Combined with the dramatic drop in resources for the Trust Fund and the weakened market, much of the funding coming to DHCD for affordable housing financing will be used to get moving on projects that have been in the pipeline. This means that in FY 2010, there is very little new funding available for the financing of affordable housing projects including new tenant purchases.
Taken together, the decline in resources for affordable housing, the weakened economy, and short-term availability of stimulus funds leaves affordable housing programs severely underfunded going forward. Affordable housing will need a boost in local funding in order to be able meet the affordable housing needs of DC’s low- and moderate-income residents in the future.
Thank you for the opportunity to offer testimony. I am happy to answer any questions.
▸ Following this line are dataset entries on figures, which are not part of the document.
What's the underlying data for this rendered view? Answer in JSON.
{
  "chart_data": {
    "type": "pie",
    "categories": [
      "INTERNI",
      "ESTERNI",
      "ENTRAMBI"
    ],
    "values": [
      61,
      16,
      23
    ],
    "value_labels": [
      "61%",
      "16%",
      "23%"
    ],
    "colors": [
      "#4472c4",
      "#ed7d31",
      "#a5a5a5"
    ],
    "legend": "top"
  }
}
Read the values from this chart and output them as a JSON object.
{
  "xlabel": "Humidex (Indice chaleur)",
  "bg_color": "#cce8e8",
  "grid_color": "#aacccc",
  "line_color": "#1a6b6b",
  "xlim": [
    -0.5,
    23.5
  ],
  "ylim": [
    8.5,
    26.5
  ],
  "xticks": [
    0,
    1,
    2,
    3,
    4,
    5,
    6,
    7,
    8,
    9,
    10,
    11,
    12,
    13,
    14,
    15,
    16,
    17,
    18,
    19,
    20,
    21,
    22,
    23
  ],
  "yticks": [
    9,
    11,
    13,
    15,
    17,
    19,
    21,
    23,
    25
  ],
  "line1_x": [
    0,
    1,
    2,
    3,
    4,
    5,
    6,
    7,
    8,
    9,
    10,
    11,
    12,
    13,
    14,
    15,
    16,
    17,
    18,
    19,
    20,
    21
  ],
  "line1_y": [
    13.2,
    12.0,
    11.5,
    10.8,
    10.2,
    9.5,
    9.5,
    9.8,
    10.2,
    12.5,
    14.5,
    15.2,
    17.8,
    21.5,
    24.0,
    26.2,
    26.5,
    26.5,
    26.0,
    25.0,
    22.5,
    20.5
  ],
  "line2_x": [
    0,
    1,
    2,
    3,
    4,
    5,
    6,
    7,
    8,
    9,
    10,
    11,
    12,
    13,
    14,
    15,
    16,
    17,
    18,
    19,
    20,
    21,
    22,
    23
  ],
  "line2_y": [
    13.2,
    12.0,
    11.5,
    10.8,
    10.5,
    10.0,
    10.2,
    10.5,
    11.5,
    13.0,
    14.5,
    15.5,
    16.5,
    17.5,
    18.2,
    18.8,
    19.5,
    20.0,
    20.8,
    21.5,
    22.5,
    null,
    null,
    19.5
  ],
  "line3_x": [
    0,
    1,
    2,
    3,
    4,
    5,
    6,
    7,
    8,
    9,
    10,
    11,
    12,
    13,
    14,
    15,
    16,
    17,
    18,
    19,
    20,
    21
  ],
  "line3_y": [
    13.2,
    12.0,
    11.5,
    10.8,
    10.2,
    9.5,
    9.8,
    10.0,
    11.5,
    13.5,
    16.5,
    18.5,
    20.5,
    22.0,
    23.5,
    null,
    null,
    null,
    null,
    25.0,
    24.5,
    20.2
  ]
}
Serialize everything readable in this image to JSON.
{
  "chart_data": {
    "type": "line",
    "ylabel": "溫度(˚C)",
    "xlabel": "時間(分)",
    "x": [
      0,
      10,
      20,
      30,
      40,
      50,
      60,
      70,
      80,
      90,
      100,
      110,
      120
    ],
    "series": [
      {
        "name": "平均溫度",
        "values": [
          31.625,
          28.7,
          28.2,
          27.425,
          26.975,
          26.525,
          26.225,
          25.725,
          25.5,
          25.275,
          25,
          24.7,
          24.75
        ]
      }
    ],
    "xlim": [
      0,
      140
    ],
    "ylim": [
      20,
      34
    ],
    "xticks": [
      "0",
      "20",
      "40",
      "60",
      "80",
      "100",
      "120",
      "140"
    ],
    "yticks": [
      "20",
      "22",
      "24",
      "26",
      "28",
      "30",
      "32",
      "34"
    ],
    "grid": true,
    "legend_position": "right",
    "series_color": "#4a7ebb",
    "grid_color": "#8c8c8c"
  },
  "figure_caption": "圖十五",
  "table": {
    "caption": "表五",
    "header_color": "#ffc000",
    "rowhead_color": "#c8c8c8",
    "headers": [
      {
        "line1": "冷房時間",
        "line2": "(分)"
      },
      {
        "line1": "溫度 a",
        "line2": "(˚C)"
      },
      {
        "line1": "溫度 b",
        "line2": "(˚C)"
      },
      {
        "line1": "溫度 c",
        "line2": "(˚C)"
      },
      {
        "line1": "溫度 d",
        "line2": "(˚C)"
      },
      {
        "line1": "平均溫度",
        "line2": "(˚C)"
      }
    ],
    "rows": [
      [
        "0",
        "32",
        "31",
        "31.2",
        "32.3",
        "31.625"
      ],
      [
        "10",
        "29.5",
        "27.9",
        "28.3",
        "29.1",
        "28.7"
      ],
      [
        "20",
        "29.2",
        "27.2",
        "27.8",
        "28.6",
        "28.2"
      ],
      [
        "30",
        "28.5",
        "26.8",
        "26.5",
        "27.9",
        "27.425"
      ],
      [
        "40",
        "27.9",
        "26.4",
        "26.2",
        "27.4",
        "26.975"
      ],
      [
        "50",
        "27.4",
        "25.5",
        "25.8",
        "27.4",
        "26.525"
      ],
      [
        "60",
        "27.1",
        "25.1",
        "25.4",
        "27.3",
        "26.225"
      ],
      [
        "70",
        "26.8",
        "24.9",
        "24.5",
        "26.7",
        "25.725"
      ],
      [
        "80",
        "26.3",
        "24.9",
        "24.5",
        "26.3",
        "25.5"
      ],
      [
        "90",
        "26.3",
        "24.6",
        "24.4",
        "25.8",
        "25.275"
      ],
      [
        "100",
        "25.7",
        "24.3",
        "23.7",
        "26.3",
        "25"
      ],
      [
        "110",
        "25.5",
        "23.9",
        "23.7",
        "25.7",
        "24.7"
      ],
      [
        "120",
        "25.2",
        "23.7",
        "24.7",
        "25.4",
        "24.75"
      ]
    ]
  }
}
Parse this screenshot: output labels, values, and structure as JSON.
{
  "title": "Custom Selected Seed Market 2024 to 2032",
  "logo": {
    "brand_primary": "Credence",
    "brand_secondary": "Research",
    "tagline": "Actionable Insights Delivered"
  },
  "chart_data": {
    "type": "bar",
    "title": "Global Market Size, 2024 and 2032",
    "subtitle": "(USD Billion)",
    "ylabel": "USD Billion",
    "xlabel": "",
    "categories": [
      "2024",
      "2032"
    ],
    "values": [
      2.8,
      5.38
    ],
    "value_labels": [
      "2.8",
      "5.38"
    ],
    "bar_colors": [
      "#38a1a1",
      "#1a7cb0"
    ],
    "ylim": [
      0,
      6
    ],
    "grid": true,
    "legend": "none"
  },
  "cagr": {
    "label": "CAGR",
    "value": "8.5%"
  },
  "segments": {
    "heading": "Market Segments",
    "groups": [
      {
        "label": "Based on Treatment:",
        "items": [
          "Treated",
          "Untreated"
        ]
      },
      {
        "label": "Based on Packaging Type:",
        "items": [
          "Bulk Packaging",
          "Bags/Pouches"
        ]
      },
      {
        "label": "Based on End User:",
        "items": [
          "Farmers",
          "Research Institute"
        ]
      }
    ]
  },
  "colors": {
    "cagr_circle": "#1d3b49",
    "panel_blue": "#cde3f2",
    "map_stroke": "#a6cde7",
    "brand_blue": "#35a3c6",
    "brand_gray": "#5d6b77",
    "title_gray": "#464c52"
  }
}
For a link to the FY 2010 budget toolkit on housing click here:
 The home purchase assistance programs also contain smaller pots of funding for the Employer Assisted Housing Program (EAHP), which provides home purchase assistance to DC government employees and home buying assistance for DC Police Officers.
 The stimulus funds are intended to address the fact that cities and states have not been able to use another financing mechanism – low-income housing tax credits (LIHTC) – due a weakened market for these credits. Only projects that were already awarded credits in FY 2007, FY 2008 or FY 2009 are eligible.